17.1 This Agreement, including all Schedules hereto, is the final, complete and exclusive agreement of the parties with respect to the subject matter hereof and supersedes and merges all prior and contemporaneous discussions or agreements (whether written or oral) between the parties regarding such subject matter. In case of a conflict between a provision of the body of this Agreement and a specific provision of a Schedule, the provision of the Schedule shall prevail.  No modification of or amendment to this Agreement will be effective unless in writing and signed by the party to be charged.  In the event Customer issues a purchase order or other document covering the subject matter of this Agreement, it is agreed that such purchase order or document is for Customer’s internal purposes only and is not legally effective except to the extent specified in this Agreement.

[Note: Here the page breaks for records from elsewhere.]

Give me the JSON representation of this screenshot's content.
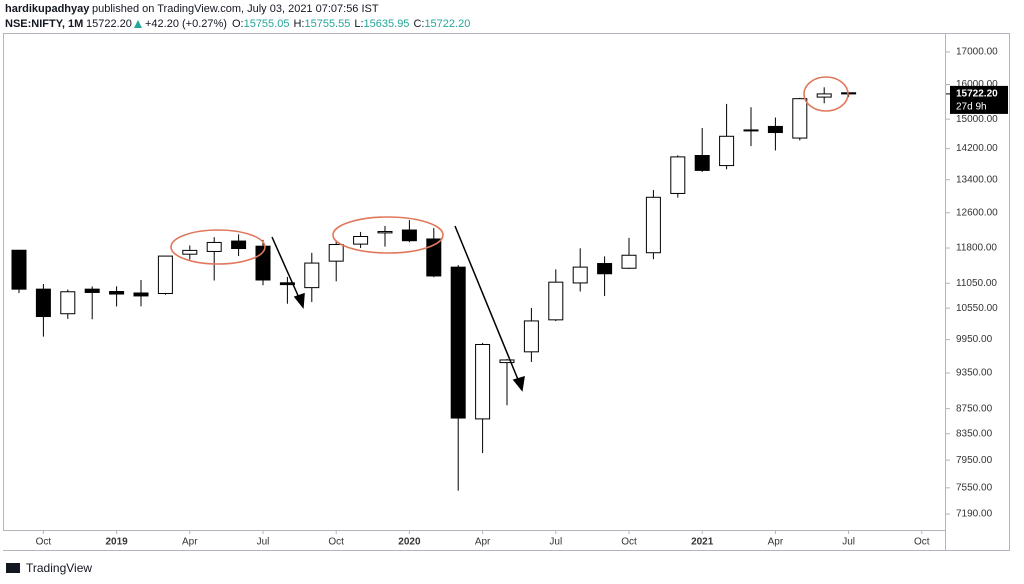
{
  "header": {
    "author": "hardikupadhyay",
    "published": "published on TradingView.com, July 03, 2021 07:07:56 IST",
    "symbol": "NSE:NIFTY, 1M",
    "last": "15722.20",
    "change": "+42.20 (+0.27%)",
    "ohlc": [
      {
        "label": "O:",
        "value": "15755.05"
      },
      {
        "label": "H:",
        "value": "15755.55"
      },
      {
        "label": "L:",
        "value": "15635.95"
      },
      {
        "label": "C:",
        "value": "15722.20"
      }
    ]
  },
  "chart_data": {
    "type": "candlestick",
    "log_scale": true,
    "up_color": "#ffffff",
    "down_color": "#000000",
    "categories": [
      null,
      "Oct",
      null,
      null,
      "2019",
      null,
      null,
      "Apr",
      null,
      null,
      "Jul",
      null,
      null,
      "Oct",
      null,
      null,
      "2020",
      null,
      null,
      "Apr",
      null,
      null,
      "Jul",
      null,
      null,
      "Oct",
      null,
      null,
      "2021",
      null,
      null,
      "Apr",
      null,
      null,
      "Jul",
      null,
      null,
      "Oct"
    ],
    "open": [
      11751,
      10930,
      10441,
      10930,
      10882,
      10852,
      10842,
      11665,
      11725,
      11954,
      11840,
      11060,
      10961,
      11515,
      11886,
      12137,
      12202,
      12000,
      11387,
      8584,
      9533,
      9726,
      10323,
      11057,
      11464,
      11364,
      11697,
      13062,
      14018,
      13758,
      14702,
      14798,
      14481,
      15629,
      15755,
      null,
      null,
      null
    ],
    "high": [
      11751,
      11035,
      10922,
      10985,
      10987,
      11118,
      11630,
      11856,
      12041,
      12103,
      11981,
      11182,
      11695,
      11945,
      12159,
      12294,
      12430,
      12247,
      11434,
      9889,
      9598,
      10554,
      11341,
      11794,
      11618,
      12025,
      13145,
      14024,
      14754,
      15432,
      15337,
      15045,
      15606,
      15916,
      15755,
      null,
      null,
      null
    ],
    "low": [
      10850,
      10005,
      10341,
      10334,
      10584,
      10586,
      10817,
      11549,
      11108,
      11626,
      11010,
      10637,
      10670,
      11090,
      11802,
      11832,
      11929,
      11175,
      7511,
      8055,
      8806,
      9544,
      10299,
      10882,
      10790,
      11347,
      11557,
      12962,
      13597,
      13662,
      14265,
      14151,
      14417,
      15450,
      15636,
      null,
      null,
      null
    ],
    "close": [
      10930,
      10387,
      10877,
      10863,
      10831,
      10793,
      11624,
      11748,
      11923,
      11789,
      11118,
      11023,
      11474,
      11877,
      12056,
      12168,
      11962,
      11202,
      8598,
      9860,
      9580,
      10302,
      11073,
      11388,
      11248,
      11642,
      12969,
      13982,
      13635,
      14529,
      14691,
      14631,
      15583,
      15722,
      15722,
      null,
      null,
      null
    ],
    "ylim": [
      6980,
      17610
    ],
    "yticks": [
      {
        "value": 17000,
        "label": "17000.00"
      },
      {
        "value": 16000,
        "label": "16000.00"
      },
      {
        "value": 15000,
        "label": "15000.00"
      },
      {
        "value": 14200,
        "label": "14200.00"
      },
      {
        "value": 13400,
        "label": "13400.00"
      },
      {
        "value": 12600,
        "label": "12600.00"
      },
      {
        "value": 11800,
        "label": "11800.00"
      },
      {
        "value": 11050,
        "label": "11050.00"
      },
      {
        "value": 10550,
        "label": "10550.00"
      },
      {
        "value": 9950,
        "label": "9950.00"
      },
      {
        "value": 9350,
        "label": "9350.00"
      },
      {
        "value": 8750,
        "label": "8750.00"
      },
      {
        "value": 8350,
        "label": "8350.00"
      },
      {
        "value": 7950,
        "label": "7950.00"
      },
      {
        "value": 7550,
        "label": "7550.00"
      },
      {
        "value": 7190,
        "label": "7190.00"
      }
    ],
    "price_tag": "15722.20",
    "countdown": "27d 9h"
  },
  "footer": "TradingView"
}
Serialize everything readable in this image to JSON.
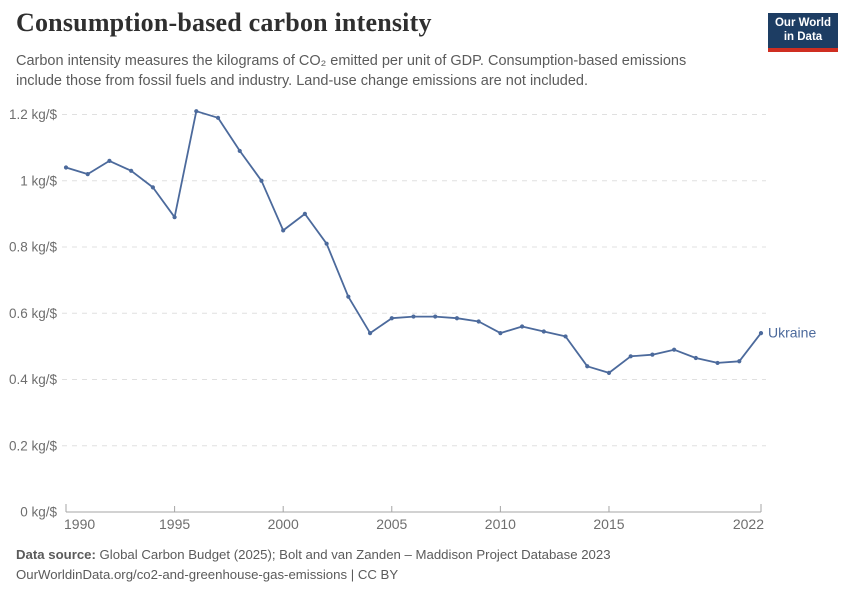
{
  "header": {
    "title": "Consumption-based carbon intensity",
    "subtitle": "Carbon intensity measures the kilograms of CO₂ emitted per unit of GDP. Consumption-based emissions include those from fossil fuels and industry. Land-use change emissions are not included.",
    "logo": {
      "line1": "Our World",
      "line2": "in Data",
      "bg_color": "#1d3d63",
      "bar_color": "#cf2e21"
    }
  },
  "chart_data": {
    "type": "line",
    "title": "Consumption-based carbon intensity",
    "xlim": [
      1990,
      2022
    ],
    "ylim": [
      0,
      1.2
    ],
    "grid": "horizontal-dashed",
    "x_ticks": [
      1990,
      1995,
      2000,
      2005,
      2010,
      2015,
      2022
    ],
    "y_ticks": [
      0,
      0.2,
      0.4,
      0.6,
      0.8,
      1,
      1.2
    ],
    "y_tick_labels": [
      "0 kg/$",
      "0.2 kg/$",
      "0.4 kg/$",
      "0.6 kg/$",
      "0.8 kg/$",
      "1 kg/$",
      "1.2 kg/$"
    ],
    "unit": "kg/$",
    "legend_position": "end-of-line",
    "series": [
      {
        "name": "Ukraine",
        "color": "#4C6A9C",
        "years": [
          1990,
          1991,
          1992,
          1993,
          1994,
          1995,
          1996,
          1997,
          1998,
          1999,
          2000,
          2001,
          2002,
          2003,
          2004,
          2005,
          2006,
          2007,
          2008,
          2009,
          2010,
          2011,
          2012,
          2013,
          2014,
          2015,
          2016,
          2017,
          2018,
          2019,
          2020,
          2021,
          2022
        ],
        "values": [
          1.04,
          1.02,
          1.06,
          1.03,
          0.98,
          0.89,
          1.21,
          1.19,
          1.09,
          1.0,
          0.85,
          0.9,
          0.81,
          0.65,
          0.54,
          0.585,
          0.59,
          0.59,
          0.585,
          0.575,
          0.54,
          0.56,
          0.545,
          0.53,
          0.44,
          0.42,
          0.47,
          0.475,
          0.49,
          0.465,
          0.45,
          0.455,
          0.54
        ]
      }
    ]
  },
  "footer": {
    "source_label": "Data source:",
    "source_text": " Global Carbon Budget (2025); Bolt and van Zanden – Maddison Project Database 2023",
    "link_text": "OurWorldinData.org/co2-and-greenhouse-gas-emissions | CC BY"
  },
  "colors": {
    "accent_line": "#4C6A9C",
    "grid": "#e0e0e0",
    "axis": "#a5a5a5",
    "tick_text": "#6e6e6e",
    "logo_bg": "#1d3d63",
    "logo_bar": "#cf2e21"
  }
}
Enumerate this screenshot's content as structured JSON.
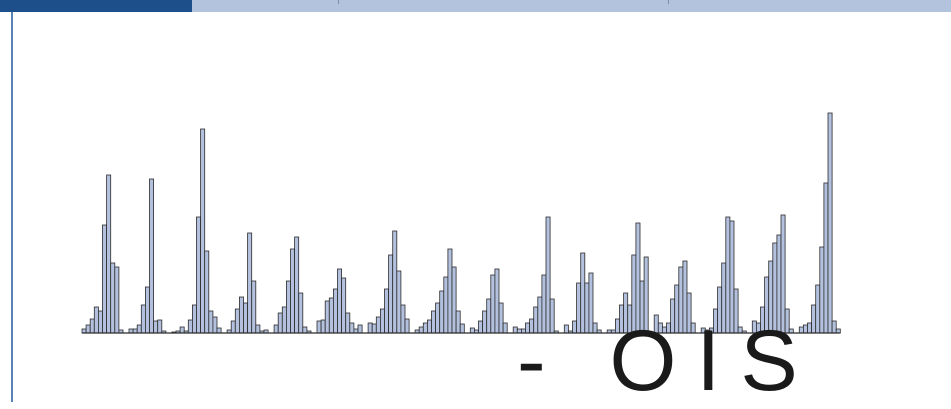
{
  "header": {
    "accent_color": "#1d4f8a",
    "bar_color": "#b3c3dd"
  },
  "caption": {
    "text": "- OIS"
  },
  "chart_data": {
    "type": "bar",
    "title": "",
    "xlabel": "",
    "ylabel": "",
    "grid": false,
    "bar_fill": "#b3c1de",
    "bar_stroke": "#2b2b2b",
    "baseline_color": "#2b2b2b",
    "ylim": [
      0,
      225
    ],
    "groups": [
      [
        4,
        8,
        14,
        26,
        22,
        108,
        158,
        70,
        66,
        3
      ],
      [
        4,
        4,
        8,
        28,
        46,
        154,
        12,
        13,
        2
      ],
      [
        1,
        2,
        6,
        2,
        13,
        28,
        116,
        204,
        82,
        22,
        16,
        5
      ],
      [
        3,
        12,
        24,
        36,
        30,
        100,
        52,
        8,
        2,
        3
      ],
      [
        8,
        20,
        26,
        52,
        84,
        96,
        40,
        6,
        2
      ],
      [
        12,
        13,
        32,
        35,
        44,
        64,
        55,
        20,
        10,
        4,
        8
      ],
      [
        10,
        9,
        16,
        24,
        44,
        78,
        102,
        62,
        28,
        14
      ],
      [
        3,
        6,
        10,
        13,
        22,
        30,
        42,
        56,
        84,
        66,
        22,
        9
      ],
      [
        5,
        3,
        12,
        22,
        34,
        58,
        64,
        30,
        10
      ],
      [
        6,
        4,
        4,
        10,
        14,
        26,
        36,
        58,
        116,
        34,
        2
      ],
      [
        8,
        2,
        12,
        50,
        80,
        50,
        60,
        10,
        3
      ],
      [
        3,
        3,
        14,
        28,
        40,
        28,
        78,
        110,
        52,
        76
      ],
      [
        18,
        10,
        6,
        10,
        34,
        48,
        66,
        72,
        40,
        10
      ],
      [
        5,
        3,
        5,
        24,
        46,
        70,
        116,
        112,
        44,
        6,
        2
      ],
      [
        12,
        10,
        26,
        56,
        72,
        90,
        98,
        118,
        24,
        4
      ],
      [
        6,
        8,
        10,
        28,
        48,
        86,
        150,
        220,
        12,
        4
      ]
    ]
  }
}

17.2 Section 12.14 of the Akeneo Agreement is incorporated by reference.

17.3 It is the express intention of the parties that Priint and Priint personnel are independent contractors and not employees, agents, joint venturers or partners of Customer. Nothing in this Agreement shall be interpreted or construed as creating or establishing the relationship of employer and employee between Customer and Priint or any Priint personnel.  Both parties acknowledge that Priint and Priint personnel are not Customer employees for local, state or federal tax purposes.

17.4 This Agreement may be executed in any number of counterparts, each of which shall be deemed an original, but all of which shall be deemed the same instrument.